The spoken and written language is one of humanity’s most treasured assets. Language affords us the power to interact, to fulfill our basic needs, and even to think. Throughout education, a great deal of emphasis is placed on this treasure of ours, but unfortunately, there remains a large percentage of the population which is unable to write or speak at a level appropriate to their occupation or mental capability. The finer art of linguistics manages to get lost amidst the math, science, and other subjects in school, and for most, it is that fine art which will prove most beneficial throughout their lives. Therefore, I propose that a year-long course, divided equally into basic, conventional English and public speaking be mandatory for graduating high school students.

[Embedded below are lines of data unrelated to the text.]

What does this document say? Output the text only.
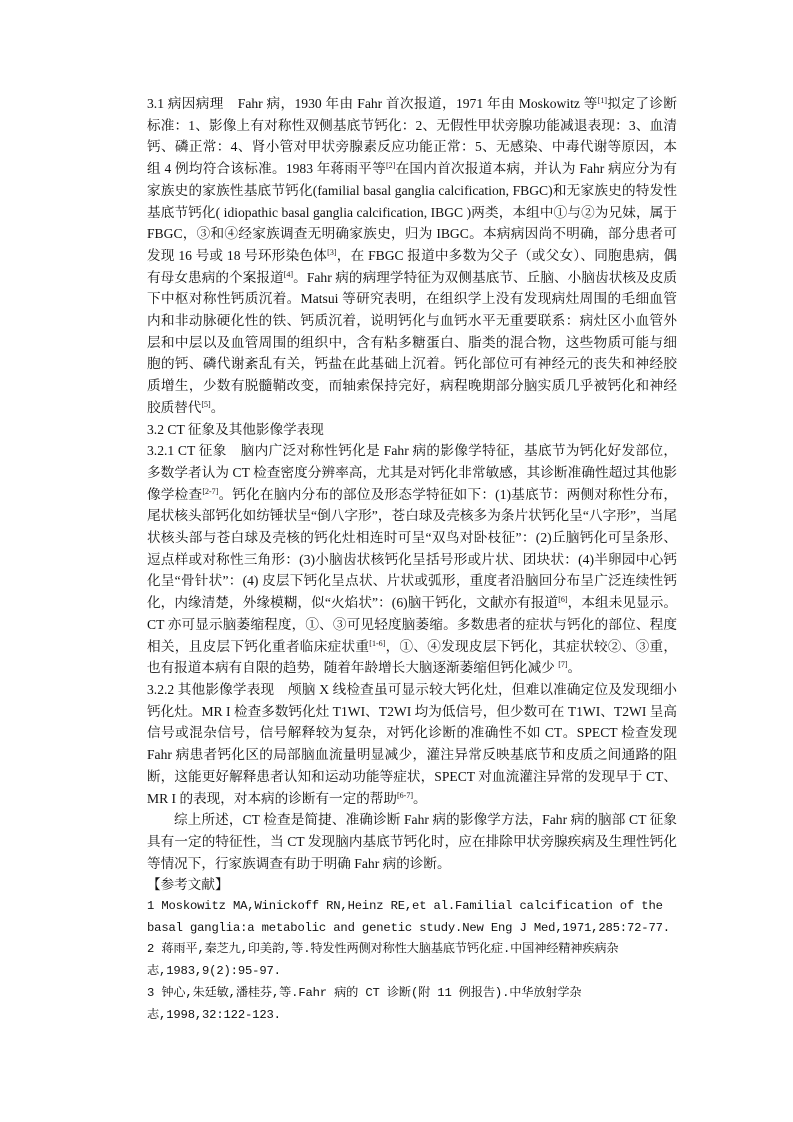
3.1 病因病理　Fahr 病，1930 年由 Fahr 首次报道，1971 年由 Moskowitz 等[1]拟定了诊断标准：1、影像上有对称性双侧基底节钙化：2、无假性甲状旁腺功能减退表现：3、血清钙、磷正常：4、肾小管对甲状旁腺素反应功能正常：5、无感染、中毒代谢等原因，本组 4 例均符合该标准。1983 年蒋雨平等[2]在国内首次报道本病，并认为 Fahr 病应分为有家族史的家族性基底节钙化(familial basal ganglia calcification, FBGC)和无家族史的特发性基底节钙化( idiopathic basal ganglia calcification, IBGC )两类，本组中①与②为兄妹，属于 FBGC，③和④经家族调查无明确家族史，归为 IBGC。本病病因尚不明确，部分患者可发现 16 号或 18 号环形染色体[3]，在 FBGC 报道中多数为父子（或父女）、同胞患病，偶有母女患病的个案报道[4]。Fahr 病的病理学特征为双侧基底节、丘脑、小脑齿状核及皮质下中枢对称性钙质沉着。Matsui 等研究表明，在组织学上没有发现病灶周围的毛细血管内和非动脉硬化性的铁、钙质沉着，说明钙化与血钙水平无重要联系：病灶区小血管外层和中层以及血管周围的组织中，含有粘多糖蛋白、脂类的混合物，这些物质可能与细胞的钙、磷代谢紊乱有关，钙盐在此基础上沉着。钙化部位可有神经元的丧失和神经胶质增生，少数有脱髓鞘改变，而轴索保持完好，病程晚期部分脑实质几乎被钙化和神经胶质替代[5]。

3.2 CT 征象及其他影像学表现

3.2.1 CT 征象　脑内广泛对称性钙化是 Fahr 病的影像学特征，基底节为钙化好发部位，多数学者认为 CT 检查密度分辨率高，尤其是对钙化非常敏感，其诊断准确性超过其他影像学检查[2-7]。钙化在脑内分布的部位及形态学特征如下：(1)基底节：两侧对称性分布，尾状核头部钙化如纺锤状呈“倒八字形”，苍白球及壳核多为条片状钙化呈“八字形”，当尾状核头部与苍白球及壳核的钙化灶相连时可呈“双鸟对卧枝征”：(2)丘脑钙化可呈条形、逗点样或对称性三角形：(3)小脑齿状核钙化呈括号形或片状、团块状：(4)半卵园中心钙化呈“骨针状”：(4) 皮层下钙化呈点状、片状或弧形，重度者沿脑回分布呈广泛连续性钙化，内缘清楚，外缘模糊，似“火焰状”：(6)脑干钙化，文献亦有报道[6]，本组未见显示。CT 亦可显示脑萎缩程度，①、③可见轻度脑萎缩。多数患者的症状与钙化的部位、程度相关，且皮层下钙化重者临床症状重[1-6]，①、④发现皮层下钙化，其症状较②、③重，也有报道本病有自限的趋势，随着年龄增长大脑逐渐萎缩但钙化减少 [7]。

3.2.2 其他影像学表现　颅脑 X 线检查虽可显示较大钙化灶，但难以准确定位及发现细小钙化灶。MR I 检查多数钙化灶 T1WI、T2WI 均为低信号，但少数可在 T1WI、T2WI 呈高信号或混杂信号，信号解释较为复杂，对钙化诊断的准确性不如 CT。SPECT 检查发现 Fahr 病患者钙化区的局部脑血流量明显减少，灌注异常反映基底节和皮质之间通路的阻断，这能更好解释患者认知和运动功能等症状，SPECT 对血流灌注异常的发现早于 CT、MR I 的表现，对本病的诊断有一定的帮助[6-7]。

综上所述，CT 检查是简捷、准确诊断 Fahr 病的影像学方法，Fahr 病的脑部 CT 征象具有一定的特征性，当 CT 发现脑内基底节钙化时，应在排除甲状旁腺疾病及生理性钙化等情况下，行家族调查有助于明确 Fahr 病的诊断。

【参考文献】

1 Moskowitz MA,Winickoff RN,Heinz RE,et al.Familial calcification of the basal ganglia:a metabolic and genetic study.New Eng J Med,1971,285:72-77.

2 蒋雨平,秦芝九,印美韵,等.特发性两侧对称性大脑基底节钙化症.中国神经精神疾病杂志,1983,9(2):95-97.

3 钟心,朱廷敏,潘桂芬,等.Fahr 病的 CT 诊断(附 11 例报告).中华放射学杂志,1998,32:122-123.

From the moment we enter kindergarten, we start writing. First the alphabet, then words, then sentences and finally stories in every level of education what we put down on paper becomes monumental and the most well-rounded display of our aptitude for any given subject. However, after a certain period of time, students begin to make the most simple conventional errors and many teachers are slow to correct them. Rules of writing, such as where to put quotation marks or how to avoid split infinitives and dangling participles, evolve into mere suggestions, and they are never truly learned by most students. It would stand to reason, then, that a course be designed for high school students which would teach them these basics and train them for whatever they may face after their secondary education. Whether or not they enter college is unimportant; any person who can write well has a better chance of succeeding in whatever their trade. However, because the spoken word is ju! st as important as, if not more important than the written word, the second semester should be dedicated to public speaking.

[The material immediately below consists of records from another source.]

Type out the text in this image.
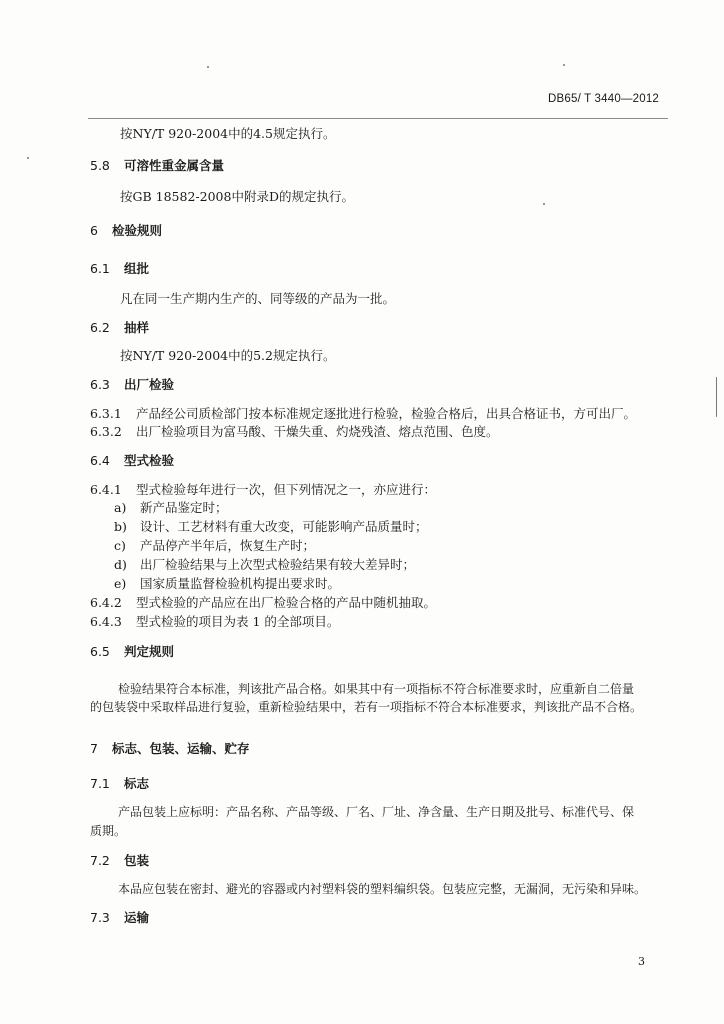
DB65/ T 3440—2012
按NY/T 920-2004中的4.5规定执行。
5.8 可溶性重金属含量
按GB 18582-2008中附录D的规定执行。
6 检验规则
6.1 组批
凡在同一生产期内生产的、同等级的产品为一批。
6.2 抽样
按NY/T 920-2004中的5.2规定执行。
6.3 出厂检验
6.3.1 产品经公司质检部门按本标准规定逐批进行检验，检验合格后，出具合格证书，方可出厂。
6.3.2 出厂检验项目为富马酸、干燥失重、灼烧残渣、熔点范围、色度。
6.4 型式检验
6.4.1 型式检验每年进行一次，但下列情况之一，亦应进行：
a) 新产品鉴定时；
b) 设计、工艺材料有重大改变，可能影响产品质量时；
c) 产品停产半年后，恢复生产时；
d) 出厂检验结果与上次型式检验结果有较大差异时；
e) 国家质量监督检验机构提出要求时。
6.4.2 型式检验的产品应在出厂检验合格的产品中随机抽取。
6.4.3 型式检验的项目为表 1 的全部项目。
6.5 判定规则
检验结果符合本标准，判该批产品合格。如果其中有一项指标不符合标准要求时，应重新自二倍量
的包装袋中采取样品进行复验，重新检验结果中，若有一项指标不符合本标准要求，判该批产品不合格。
7 标志、包装、运输、贮存
7.1 标志
产品包装上应标明：产品名称、产品等级、厂名、厂址、净含量、生产日期及批号、标准代号、保
质期。
7.2 包装
本品应包装在密封、避光的容器或内衬塑料袋的塑料编织袋。包装应完整，无漏洞，无污染和异味。
7.3 运输
3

Every day, we are faced with the necessity to converse with others, whether it be within a group of friends, with teachers, or with prospective customers and business partners. One who can speak eloquently earns often earns more respect than the person who is unable to put their thoughts into words on demand. Once again, it is not the post-secondary education or lack thereof which is important, but the future of the life the student wishes to live. Everyone, from the uneducated to the college professor, should be able to converse in a clear, concise, and conversational manner, no matter what the situation. In high school especially, these skills are taken for granted and very few are given the opportunity to learn how to speak in any manner higher than utterly informal.
Due to our seeming inability to properly use the language available to us, I would like to see a class in conventional English and public speaking as a required course in high school. It is one of the few classes that would benefit every person who would take it.